MCV attended the seminar today Jazz musicians all over Europe unite! at Jazzahead, where the results of a new major survey were presented.
When the stages are closed - clubs, concert halls and festivals - the jazz actors have been hit particularly hard:
1) The working conditions for practitioners are very fragile, often without any forms of employment at the bottom, which makes safety nets very weak.
2) Musicians are generally dependent on working internationally, which has been impossible during the pandemic.
3) In addition, there are generally relatively low levels of cultural support for the organizers.
Despite the fact that the governments of many countries have pushed for crisis support, many musicians are still very hard hit.
A European collaboration between fourteen jazz music collecting organizations (including the Association of Swedish Jazz Musicians and Swedish Jazz) took shape in May 2020. After monthly meetings, a common cause was made in December last year - a European survey was conducted and the results and analysis of this survey were in focus. at today's seminar.
Those who presented the survey were Urs Johnen from the German Jazzunion, Fleurine Mehldau from BIM, the Dutch jazz organization and Pedro Cravinho from the Portuguese jazz network (as seen in the picture above).

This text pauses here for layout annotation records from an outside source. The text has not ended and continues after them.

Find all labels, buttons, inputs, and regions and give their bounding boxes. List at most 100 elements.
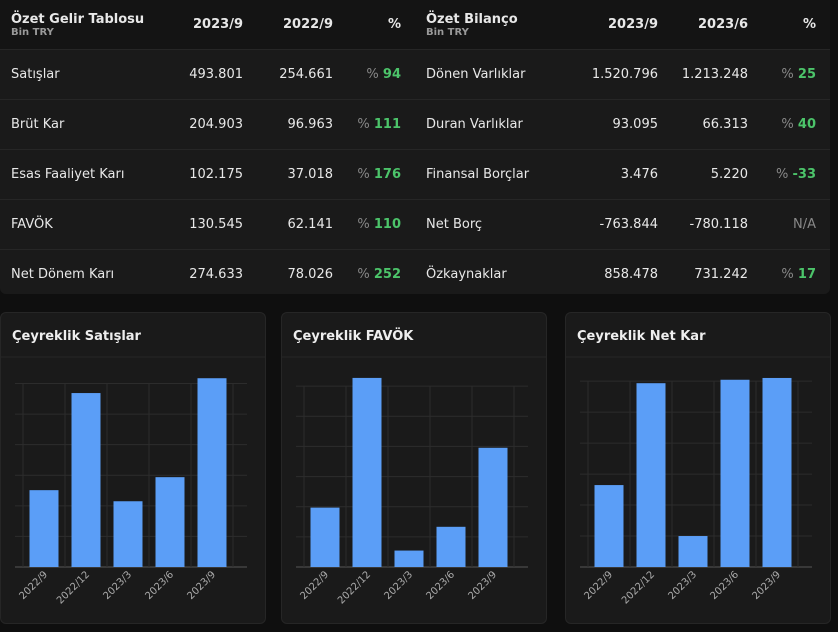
pct-sign: % (357, 267, 370, 282)
table-row: Finansal Borçlar 3.476 5.220% -33 (415, 149, 830, 199)
table-row: Net Dönem Karı 274.633 78.026% 252 (0, 249, 415, 299)
x-tick-label: 2022/12 (336, 569, 373, 606)
x-tick-label: 2023/6 (143, 569, 176, 602)
column-header: 2023/6 (698, 17, 748, 32)
pct-cell: % 111 (333, 117, 415, 132)
header-title: Özet Gelir Tablosu Bin TRY (0, 12, 148, 38)
header-title: Özet Bilanço Bin TRY (415, 12, 563, 38)
bar (197, 378, 227, 567)
chart: Çeyreklik Satışlar 2022/9 2022/12 2023/3 202… (1, 329, 265, 606)
row-label: Net Borç (426, 217, 483, 232)
bar (636, 383, 666, 567)
x-tick-label: 2023/3 (382, 569, 415, 602)
chart-panel: Çeyreklik FAVÖK 2022/9 2022/12 2023/3 2023/6… (281, 312, 547, 624)
pct-sign: % (781, 267, 794, 282)
x-tick-label: 2023/3 (666, 569, 699, 602)
x-tick-label: 2023/9 (466, 569, 499, 602)
cell: 93.095 (612, 117, 659, 132)
table-row: FAVÖK 130.545 62.141% 110 (0, 199, 415, 249)
row-label: Duran Varlıklar (426, 117, 523, 132)
table-row: Esas Faaliyet Karı 102.175 37.018% 176 (0, 149, 415, 199)
header-row: Özet Bilanço Bin TRY 2023/9 2023/6% (415, 0, 830, 49)
column-header: 2023/9 (193, 17, 243, 32)
pct-value: 110 (373, 217, 401, 232)
table-row: Net Borç -763.844 -780.118 N/A (415, 199, 830, 249)
cell: 78.026 (287, 267, 334, 282)
x-tick-label: 2022/9 (298, 569, 331, 602)
chart: Çeyreklik FAVÖK 2022/9 2022/12 2023/3 2023/6… (282, 328, 546, 606)
pct-cell: % -33 (748, 167, 830, 182)
cell: 37.018 (287, 167, 334, 182)
chart-title: Çeyreklik FAVÖK (293, 328, 414, 344)
pct-sign: % (781, 67, 794, 82)
row-label: Esas Faaliyet Karı (11, 167, 125, 182)
table-row: Brüt Kar 204.903 96.963% 111 (0, 99, 415, 149)
pct-value: N/A (793, 217, 816, 232)
chart-panel: Çeyreklik Satışlar 2022/9 2022/12 2023/3 202… (0, 312, 266, 624)
table-subtitle: Bin TRY (426, 26, 469, 38)
cell: 731.242 (694, 267, 748, 282)
bar (71, 393, 101, 567)
table-row: Satışlar 493.801 254.661% 94 (0, 49, 415, 99)
row-label: Özkaynaklar (426, 267, 507, 282)
pct-cell: % 176 (333, 167, 415, 182)
pct-value: 252 (373, 267, 401, 282)
row-label: FAVÖK (11, 217, 53, 232)
table-title: Özet Bilanço (426, 11, 518, 27)
pct-cell: % 252 (333, 267, 415, 282)
cell: 5.220 (710, 167, 748, 182)
pct-value: 111 (373, 117, 401, 132)
chart-panel: Çeyreklik Net Kar 2022/9 2022/12 2023/3 2023… (565, 312, 831, 624)
bar (29, 490, 59, 567)
pct-value: 17 (797, 267, 816, 282)
column-header: 2023/9 (608, 17, 658, 32)
table-subtitle: Bin TRY (11, 26, 54, 38)
pct-cell: % 40 (748, 117, 830, 132)
summary-tables: Özet Gelir Tablosu Bin TRY 2023/9 2022/9% Sa… (0, 0, 830, 294)
column-header: % (387, 17, 401, 32)
row-label: Net Dönem Karı (11, 267, 115, 282)
cell: 254.661 (279, 67, 333, 82)
pct-cell: % 110 (333, 217, 415, 232)
header-row: Özet Gelir Tablosu Bin TRY 2023/9 2022/9% (0, 0, 415, 49)
chart-title: Çeyreklik Net Kar (577, 329, 706, 344)
cell: 1.213.248 (681, 67, 748, 82)
chart: Çeyreklik Net Kar 2022/9 2022/12 2023/3 2023… (566, 329, 830, 606)
pct-value: 176 (373, 167, 401, 182)
cell: 858.478 (604, 267, 658, 282)
table-group: Özet Bilanço Bin TRY 2023/9 2023/6% Dönen Va… (415, 0, 830, 294)
column-header: % (802, 17, 816, 32)
bar (720, 379, 750, 567)
table-row: Özkaynaklar 858.478 731.242% 17 (415, 249, 830, 299)
cell: -763.844 (599, 217, 658, 232)
cell: -780.118 (689, 217, 748, 232)
chart-title: Çeyreklik Satışlar (12, 329, 142, 344)
x-tick-label: 2022/9 (17, 569, 50, 602)
bar (678, 536, 708, 567)
bar (594, 485, 624, 567)
bar (436, 526, 466, 567)
row-label: Brüt Kar (11, 117, 65, 132)
table-title: Özet Gelir Tablosu (11, 11, 145, 27)
x-tick-label: 2022/9 (582, 569, 615, 602)
bar (155, 477, 185, 567)
pct-cell: % 25 (748, 67, 830, 82)
x-tick-label: 2023/9 (750, 569, 783, 602)
pct-sign: % (781, 117, 794, 132)
cell: 274.633 (189, 267, 243, 282)
cell: 130.545 (189, 217, 243, 232)
row-label: Dönen Varlıklar (426, 67, 526, 82)
cell: 96.963 (287, 117, 334, 132)
pct-value: 25 (797, 67, 816, 82)
cell: 62.141 (287, 217, 334, 232)
bar (113, 501, 143, 567)
x-tick-label: 2023/6 (424, 569, 457, 602)
bar (762, 377, 792, 567)
x-tick-label: 2022/12 (55, 569, 92, 606)
cell: 493.801 (189, 67, 243, 82)
bar (394, 550, 424, 567)
bar (478, 447, 508, 567)
x-tick-label: 2022/12 (620, 569, 657, 606)
pct-sign: % (776, 167, 789, 182)
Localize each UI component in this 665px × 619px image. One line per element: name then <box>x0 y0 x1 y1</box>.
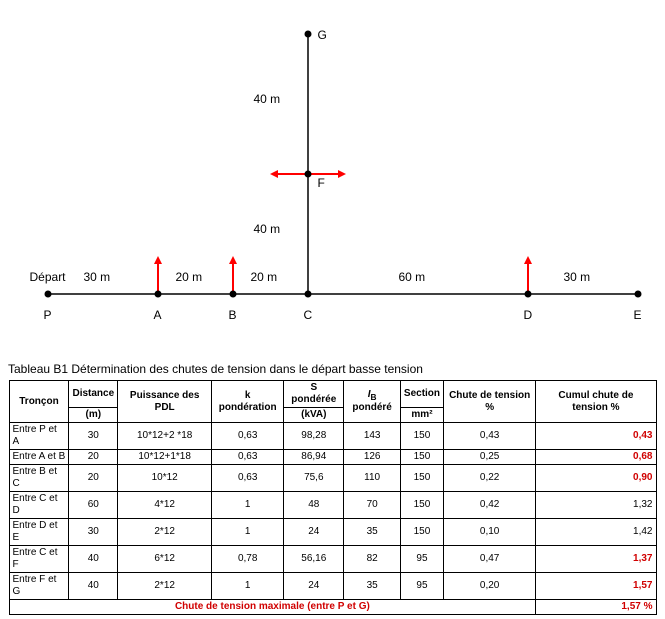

The survey in fast (scary) figures:
1500 musicians from 23 countries have responded.
80% of the respondents are men.
73% are musicians who play live, 24% are also teachers.
72% are freelancers, 16% employees (eg big bands or radio orchestras).
82% are full-time musicians, 12% part-time musicians.
91% have had less than 20 gigs in the year 2020, most just a few.
53% assume that they will stop being professional musicians and change jobs after the pandemic.
Only 38% believe that they will continue with their profession as musicians.
(As soon as we find a link to the survey, we will publish it here!)
Invited to the seminar were Barbara Gessler, Head of the EU Creative Europe Cultural Program, European Commission.
Gessler said that a new program, which will be aimed at supporting the music sector, will be launched within a month (something that will take over after the Music Moves Europe program).
Gessler expressed that it is good and appreciated by the EU that jazz musicians organize themselves in Europe. Even more important, however, is to be able to speak with one voice for the entire musical life, according to Gessler. She says that both the Commission and Parliament are very aware that the music sector is particularly hard hit during the pandemic.
Also participated Franz Romeo, Vice-Chair of the European Parliament's Culture and Education Committee, also a musician.
He believes that the survey shows that the pandemic has hit the music sector enormously and that the situation can almost be described as a disaster.
The representatives of the organizations told the EU that it is fantastic with these large crisis support from both nations and the EU, but that the survey clearly shows that there is relatively little support that reaches the most vulnerable: freelancers.
How can the EU support musicians and help improve conditions?
Romeo recalled the direct funds that still exist for the music sector (Music Moves Europe) but noted that the large funds go to the countries' own institutions and authorities that are much closer to the practitioners.
Gessler recalled that the EU today provides support for networks, such as Europe Jazz Network and the importance of gathering broadly. She also referred to FIA, the European Association of Musicians' Associations.
In conclusion, the seminar organizers encouraged all musicians to join and get involved in their jazz organization.